Итану было невероятно тяжело говорить сейчас, потому, что его тело хотело совсем другого, не разговоров, оно было здесь, со мной, а не где-то там. Он медленно, почти неосознанно, вжимался в меня между вздохами, желая большего…
А все эти планы уводят так невероятно далеко.
— После Дакаты? И сколько продлится твоя война?
Он судорожно сглотнул.
— Полгода, может быть год… может два.
Я не могу ждать столько.
— Через год я выйду замуж.
Он зажмурился.
Я осторожно погладила его ладонью по щеке.
— Тану… Два года это невыносимо долго! Тебя могут убить! Как же я без тебя?
Он покачал головой, у него были свои планы.
Но я…
— Если ты останешься, — сказала я, — то здесь сможешь получить больше и быстрее. Я поговорю с отцом… я даже сама могу это устроить, я знаю всех в городе. Могу найти хорошую работу для тебя. Так будет лучше.
Он не хотел. Он молчал, не возражал мне, но я чувствовала, как все это ему не нравится. Он хотел сбежать в свою Дакату, на свою войну. Он хотел сам.
— Тану, не бросай меня. Пожалуйста.
Скрипнул зубами, так отчетливо.
Потянулся, поцеловал меня, жадно припав губами к моим губам.
— Обещай, что подумаешь, — попросила я.
— Подумать — обещаю.
Подумать — не значит поступить, как хочу я.
Но ведь то, что я предлагаю — куда лучше. Я могу помочь.
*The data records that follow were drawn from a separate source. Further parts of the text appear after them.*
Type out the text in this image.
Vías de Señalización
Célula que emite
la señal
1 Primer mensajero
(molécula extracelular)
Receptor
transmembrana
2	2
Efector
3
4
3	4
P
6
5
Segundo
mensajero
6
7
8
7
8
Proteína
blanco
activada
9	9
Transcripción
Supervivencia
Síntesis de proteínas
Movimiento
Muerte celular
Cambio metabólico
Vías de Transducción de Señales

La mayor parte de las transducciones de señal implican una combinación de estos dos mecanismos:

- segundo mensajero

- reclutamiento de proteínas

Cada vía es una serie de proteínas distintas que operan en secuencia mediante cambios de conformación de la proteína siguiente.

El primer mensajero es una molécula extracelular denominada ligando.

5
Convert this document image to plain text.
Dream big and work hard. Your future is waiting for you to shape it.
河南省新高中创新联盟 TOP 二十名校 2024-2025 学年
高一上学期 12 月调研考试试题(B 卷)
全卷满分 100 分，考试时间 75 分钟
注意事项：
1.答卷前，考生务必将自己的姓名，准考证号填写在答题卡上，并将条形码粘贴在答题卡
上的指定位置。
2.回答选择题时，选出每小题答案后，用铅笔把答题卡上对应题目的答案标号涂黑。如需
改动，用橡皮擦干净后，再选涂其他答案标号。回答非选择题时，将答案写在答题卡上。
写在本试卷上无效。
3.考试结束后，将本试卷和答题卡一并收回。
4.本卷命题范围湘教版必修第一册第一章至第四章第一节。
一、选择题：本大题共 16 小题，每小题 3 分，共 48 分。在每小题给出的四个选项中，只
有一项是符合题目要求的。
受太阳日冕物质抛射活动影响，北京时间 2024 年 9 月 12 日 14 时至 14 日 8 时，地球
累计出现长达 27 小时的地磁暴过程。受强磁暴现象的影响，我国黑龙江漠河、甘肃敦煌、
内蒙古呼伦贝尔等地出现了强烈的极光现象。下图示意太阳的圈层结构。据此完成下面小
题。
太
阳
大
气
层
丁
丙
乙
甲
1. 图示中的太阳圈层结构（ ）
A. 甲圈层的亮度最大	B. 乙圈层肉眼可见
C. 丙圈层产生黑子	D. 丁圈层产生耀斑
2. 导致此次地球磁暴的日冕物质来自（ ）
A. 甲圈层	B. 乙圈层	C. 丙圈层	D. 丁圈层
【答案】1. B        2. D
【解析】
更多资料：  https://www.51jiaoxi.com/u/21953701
Никакой войны, никой опасности, хорошая работа… Как можно отказаться?
Я надеялась, что смогу его уговорить. Я не хотела отпускать его, боялась терять. Мне казалось, что если он уедет, то я его больше не увижу, я потеряю что-то важное.
— Я люблю тебя, — шепнул он.
Не уезжай, ты мне так нужен.
Марис, дом Фейруха Фа-ди-Иджант
Утро перед завтраком
— Через неделю «Ласточка» отходит в сторону Люфы, завезет тебя в Таркис, а там встретит дядя Меро.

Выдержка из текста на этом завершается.